Jim Jarmusch's most-recent feature, his first (fictional) one since The Dead Don't Die (2019), and therefore inevitable. He wrote and directed, and pulled a few of his usual ensemble. In two sittings due to banality.
The film is comprised of three vignettes, all gentle, unfunny comedies of manners, involving familial obligations that seem so obsolescent in these days of low and no contact. Tom Waits leads in the first as Father. I did not enjoy Mayim Bialik or Adam Driver's performances as his kids and spent most of it thinking that Jarmusch missed a trick by not casting Lily Tomlin as his wife. The ending just emphasised that the whole thing was skew-whiff. Next up matriarch author Charlotte Rampling was Mother, hosting an afternoon tea. Cate Blanchett has a nothing role as one of her daughters; at least Vicky Krieps as the other seemed to have some fun. Finally Indya Moore and Luka Sabbat played Sister Brother. Nobody covered themselves in glory.
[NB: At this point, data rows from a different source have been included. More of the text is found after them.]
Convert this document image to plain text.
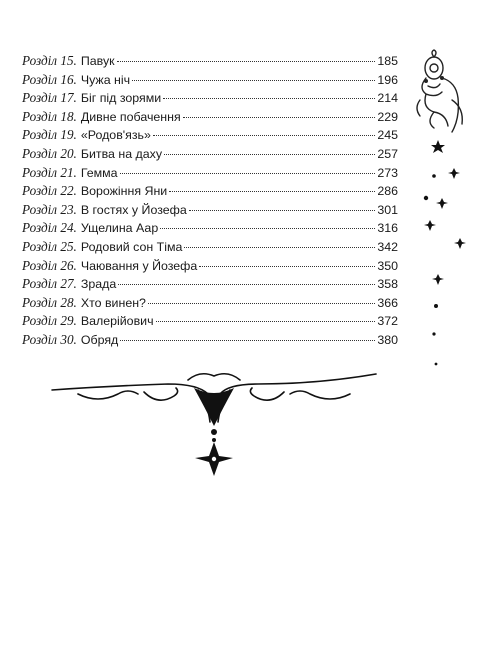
Розділ 15. Павук	185
Розділ 16. Чужа ніч	196
Розділ 17. Біг під зорями	214
Розділ 18. Дивне побачення	229
Розділ 19. «Родов'язь»	245
Розділ 20. Битва на даху	257
Розділ 21. Гемма	273
Розділ 22. Ворожіння Яни	286
Розділ 23. В гостях у Йозефа	301
Розділ 24. Ущелина Аар	316
Розділ 25. Родовий сон Тіма	342
Розділ 26. Чаювання у Йозефа	350
Розділ 27. Зрада	358
Розділ 28. Хто винен?	366
Розділ 29. Валерійович	372
Розділ 30. Обряд	380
The entirety reeks of mortality. It sort-of wanted to go where Happiness (1998) and Festen (1998) awkwardly did but is mostly just boring; I was more bored by this than by The Limits of Control (2009). The nostalgia for skating seemed so quaint. The repeated/shared motifs were trite. Apparently Jarmusch did not do the soundtrack.
Ben Kenigsberg at the New York Times. Peter Bradshaw: four stars. I wish I'd seen what they did.